We inspected Agnes Court on 8 June 2016. It was an unannounced inspection. The service provides care and accommodation to up to 24 people with a physical or learning disability. At the time of the inspection there were 24 people living at the service.There was a registered manager at the service. A registered manager is a person who has registered with the Care Quality Commission to manage the service. Like registered providers, they are ‘registered persons’. Registered persons have legal responsibility for meeting the requirements in the Health and Social Care Act 2008 and associated Regulations about how the service is run.
People told us they felt safe at the service. Staff were aware of how to safeguard people and protect them from harm and risk of abuse. Staff knew how to report any suspected abuse. There were sufficient numbers of staff in place to meet people’s needs. People were assisted promptly and with no unnecessary delay. Records relating to the recruitment evidenced that relevant checks had been completed before staff worked unsupervised at the service.
People were cared for by staff that were knowledgeable about their roles and responsibilities and had the relevant skills and experience. Staff received training required for their roles and they told us they were well supported by the management team.
There were systems in place to ensure safe administration of medicines. People received their medication as prescribed. People’s individual risks were assessed and recorded. Where people were identified as being at risk, detailed management plans were in place and action had been taken to manage these, allowing people to take any risks if they wished to.
Staff had access to development opportunities to improve their skills and knowledge. Staff received regular supervision and felt supported. Staff also received training specific to people’s individual needs such as what to do in an event of a person choking.
The registered manager followed the requirements of the Mental Capacity Act 2005 (MCA). This ensured the rights of people who may not be able to make important decisions themselves were protected. People benefitted from staff that were aware of the principles of the act. We observed people were asked for their consent before any care or support was carried out.
The Care Quality Commission (CQC) monitors the operation of the Deprivation of Liberty Safeguards (DoLS) which applies to care homes. DoLS enable restrictions to be used in a person’s support, where they are in the best interests of a person who lacks capacity to make the decision themselves. The registered manager made DoLS applications where required and we noted relevant people and professionals were involved in the best interest decision making process.
People were provided with a choice of food and drinks ensuring their nutritional needs were met. The people we spoke with commented they were happy with the quality of meals provided and confirmed they were able to choose what they wanted to eat. Staff were aware of people’s individual needs in relation to their nutrition and any individual needs were catered for by the chef.
People were supported to meet their health care needs. This included making referrals to various specialist services and professionals to source further advice if needed. People care records contained health plans to ensure people’s individual health care needs were assessed and met.

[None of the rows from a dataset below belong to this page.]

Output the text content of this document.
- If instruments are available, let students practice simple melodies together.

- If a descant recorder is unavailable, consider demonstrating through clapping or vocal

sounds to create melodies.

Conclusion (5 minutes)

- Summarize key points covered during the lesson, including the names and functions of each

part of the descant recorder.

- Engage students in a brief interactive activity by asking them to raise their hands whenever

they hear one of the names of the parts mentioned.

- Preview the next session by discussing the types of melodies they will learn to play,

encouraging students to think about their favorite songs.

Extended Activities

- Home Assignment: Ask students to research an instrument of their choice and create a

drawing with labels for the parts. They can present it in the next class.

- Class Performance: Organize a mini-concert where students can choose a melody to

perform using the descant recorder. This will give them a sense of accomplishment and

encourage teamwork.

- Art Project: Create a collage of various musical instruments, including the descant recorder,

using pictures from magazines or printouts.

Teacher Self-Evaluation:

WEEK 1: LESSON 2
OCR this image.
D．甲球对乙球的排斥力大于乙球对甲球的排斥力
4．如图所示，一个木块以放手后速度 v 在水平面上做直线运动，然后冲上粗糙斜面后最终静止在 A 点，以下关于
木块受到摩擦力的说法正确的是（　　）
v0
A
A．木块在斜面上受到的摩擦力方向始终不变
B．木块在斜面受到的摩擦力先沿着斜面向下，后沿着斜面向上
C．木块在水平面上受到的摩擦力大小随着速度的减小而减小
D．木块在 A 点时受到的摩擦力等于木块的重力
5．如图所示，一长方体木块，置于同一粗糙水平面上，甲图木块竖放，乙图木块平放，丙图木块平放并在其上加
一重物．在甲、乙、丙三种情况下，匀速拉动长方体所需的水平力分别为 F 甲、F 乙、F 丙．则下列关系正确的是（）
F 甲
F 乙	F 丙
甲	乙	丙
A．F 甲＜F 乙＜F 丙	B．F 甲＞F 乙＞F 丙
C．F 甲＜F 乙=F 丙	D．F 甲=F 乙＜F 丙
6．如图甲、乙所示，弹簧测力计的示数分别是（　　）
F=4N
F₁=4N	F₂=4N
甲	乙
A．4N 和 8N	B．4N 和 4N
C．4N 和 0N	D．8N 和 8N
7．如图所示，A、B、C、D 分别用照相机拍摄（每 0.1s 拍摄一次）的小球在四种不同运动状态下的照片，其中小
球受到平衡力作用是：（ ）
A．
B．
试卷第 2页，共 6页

Throughout our inspection we saw staff supported people in caring and compassionate way. People were encouraged to be as independent as possible while taking into consideration any risks associated with their individual needs. People we spoke with told us they were happy with their care and they made positive comments about the way staff supported them. People told us staff respected their dignity and privacy. People had access to an in-house activities programme as well as a choice of outings and trips. People told us they enjoyed the activities and that they could choose what they wanted to do.
People told us they felt comfortable speaking to staff if they had any concerns. The provider had a complaints procedure which was available to people who used the service and relatives. We saw when complaints were received these had been recorded on the electronic system and responded to by the registered manager.
The registered manager sought people’s opinions through a yearly satisfaction survey and regular residents’ meetings as well as open door policy and quality of care spot checks.
People were assessed prior to admission to the service to ensure their needs could be met. People’s care records contained details of their personal preferences, likes, dislikes and the details of their health needs. People were supported to live their lives as they wanted and were supported to achieve their goals and aspirations. People’s individual needs and capabilities were assessed and considered by the staff. We noted various aids and assistive technology was used to meet these needs. Staff were knowledgeable about people’s changing needs and we saw many interactions which reflected staff understood he needs of people well.
The registered manager conducted a number of regular audits to monitor the quality of service. There was an open and transparent culture at the service. Staff we spoke with commented positively about the management and the team work. Accidents and incidents were recorded, investigated and appropriate action was taken when people had been involved in an accident or incident. The registered manager had a system to monitor the accidents to identify any trends or patterns.